El aceite de sus hojas, flores y frutos es aromático por lo que es empleado en perfumería. Se recolecta en primavera. El aceite aromático de las semillas se ha empleado contra enfermedades respiratorias, con efectos balsámicos y hemostáticos. Según el “Libro de la Almohada” de Ibn Wafid de Toledo las hojas de mirto frescas, machacadas y puestas a macerar en aceite de oliva durante tres semanas al sol, impiden la caída del cabello. El fruto es tipo Baya, se usan como condimento, también se pueden obtener de esta planta elementos para curtir la piel. Posee una sustancia antibiótica. También se ha usado como astringente, antiséptico, desodorante y anticatarral. Su madera es dura y moteada y se puede usar para artículos torneados y ebanistas.

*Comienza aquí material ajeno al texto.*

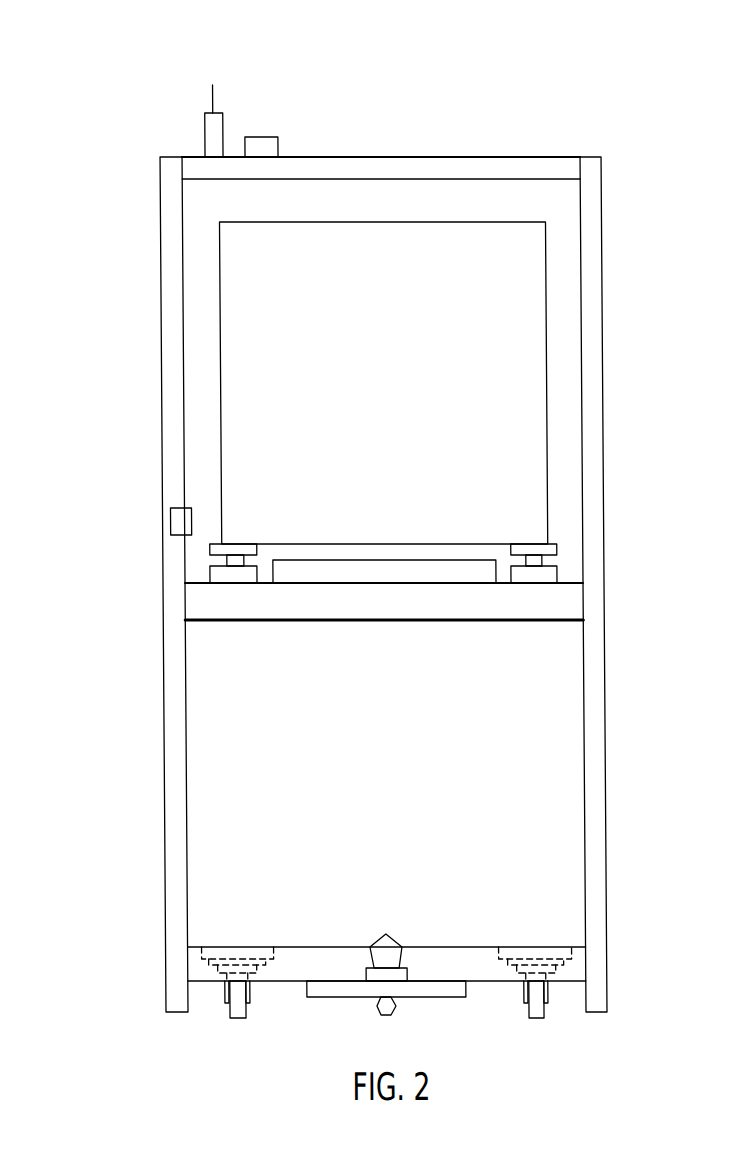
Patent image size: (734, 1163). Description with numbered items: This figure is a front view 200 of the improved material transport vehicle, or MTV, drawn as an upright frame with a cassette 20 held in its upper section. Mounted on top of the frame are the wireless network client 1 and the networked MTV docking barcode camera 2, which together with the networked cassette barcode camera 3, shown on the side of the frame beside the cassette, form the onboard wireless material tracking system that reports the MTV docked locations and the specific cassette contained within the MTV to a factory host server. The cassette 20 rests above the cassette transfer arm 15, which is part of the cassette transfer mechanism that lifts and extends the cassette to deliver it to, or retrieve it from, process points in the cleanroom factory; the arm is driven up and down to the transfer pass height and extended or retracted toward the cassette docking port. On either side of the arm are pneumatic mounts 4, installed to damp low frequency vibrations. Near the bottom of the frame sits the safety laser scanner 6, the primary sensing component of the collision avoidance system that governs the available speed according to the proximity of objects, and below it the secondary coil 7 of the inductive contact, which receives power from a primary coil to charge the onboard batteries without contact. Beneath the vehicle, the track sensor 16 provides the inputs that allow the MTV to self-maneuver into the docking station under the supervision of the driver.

The front view 200 is at (108, 69).
The wireless network client 1 is at (208, 128).
The networked MTV docking barcode camera 2 is at (267, 137).
The cassette 20 is at (394, 398).
The networked cassette barcode camera 3 is at (173, 520).
The pneumatic mounts 4 is at (216, 575).
The cassette transfer arm 15 is at (380, 575).
The safety laser scanner 6 is at (380, 941).
The secondary coil 7 is at (408, 976).
The track sensor 16 is at (394, 1011).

La propagación se hace con facilidad por semillas que se obtienen de sus bayas en el mes de septiembre, puede hacerse también con facilidad por esquejes. Es una planta fácil de cultivar y es muy agradecida. Ha dado nombre a conjuntos arquitectónicos como el Patio de los Arrayanes, en la Alhambra de Granada.
Se elabora con el fruto de esta planta un Licor de Mirto. El Licor de Mirto, en Italia se denomina a veces simplemente Mirto o Mirto Rosso, es muy popular y tradicional de la isla de Cerdeña. Se obtiene por la maceración alcohólica de las bayas del mirto o de una mezcla de bayas y hojas de la misma planta. Debido a sus propiedades digestivas se suele servir tras una comida y tiene que ser bien frío. En tiempos lejanos se ha usado como desodorante, según el gran botánico Quer, las hojas aplicadas en sobacos e inglés se utilizaron para combatir el mal olor.
En la antigüedad se la consideraba el símbolo del amor y la belleza.